Auch auf Mallorca sind nicht alle Gastronomen und Hoteliers von den neuen Reglungen begeistert, manche fürchten Mehrkosten. „Das muss aber gar nicht so sein", sagt Sansó. Zwar müssten die Unternehmer anfangs investieren, um sich umzustellen. „Aber dafür fallen dann ja die Kosten für Plastikbecher, Einwegflaschen und Ähnliches weg."

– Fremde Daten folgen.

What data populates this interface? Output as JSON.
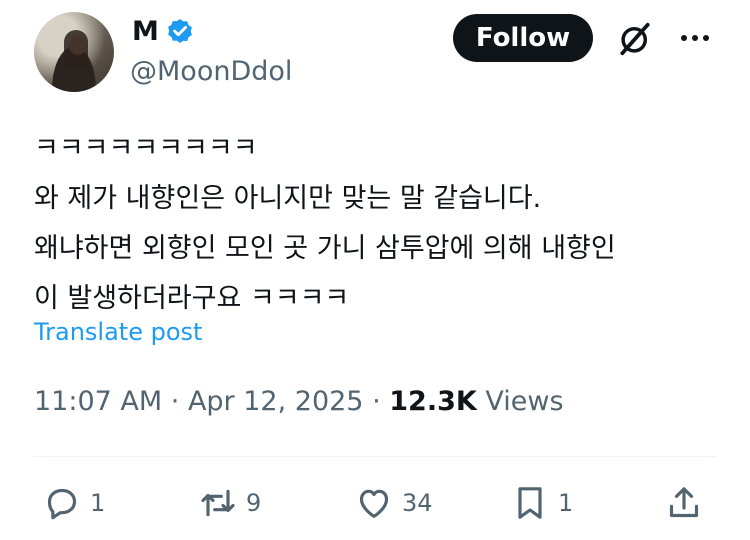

Viele andere Unternehmen - darunter Supermärkte, Hotelketten oder Gastronomen - hätten jedoch schon kurz nach der Verabschiedung des Gesetzentwurfes eine Kehrtwende gemacht. Ganz nach dem Motto: Wenn wir schon etwas ändern müssen, wollen wir wenigstens Vorreiter sein. Das käme auch bei den Kunden an, meint Sansó. „Ein Großteil der Bevölkerung heißt unser Vorhaben gut, es geht einher mit einem Mentalitätswandel hin zu mehr Nachhaltigkeit."

Strafen und Corona

Obwohl das Balearen-Gesetz am 20. März in Kraft tritt: Allzu streng wolle man Verstöße in den ersten Monaten nicht ahnden. „Wir sind uns bewusst, dass die Pandemie einiges durcheinandergeworfen hat. Einige Gastronomen haben noch Einwegtrinkhalme auf Lager, weil ihr Betrieb wegen Corona geschlossen ist. Wir sind natürlich die Letzten, die wollen, dass alles ungenutzt weggeworfen wird", so Sansó. Man müsse anfangs eine Balance zwischen dem Nötigen und dem Möglichen finden. Gleiches gelte auch für die Hygienemaßnahmen. „Produkte sind nicht automatisch Corona-sicherer, weil sie nur einmal benutzt werden. Aber natürlich stimmen wir uns da mit dem Gesundheitsministerium ab."

Bald auch das Pfand

Jetzt, wo sein „Baby" in trockenen Tüchern ist, hat Sansó auch schon ein weiteres Vorreiter-Projekt in Planung: Im Sommer soll auf Formentera die zweijährige Testphase eines Flaschen-Pfandsystems starten, ähnlich dem, das in Deutschland seit 2003 etabliert ist. „Damit wären wir die erste Region Spaniens und die erste Mittelmeerinsel mit Flaschenpfand."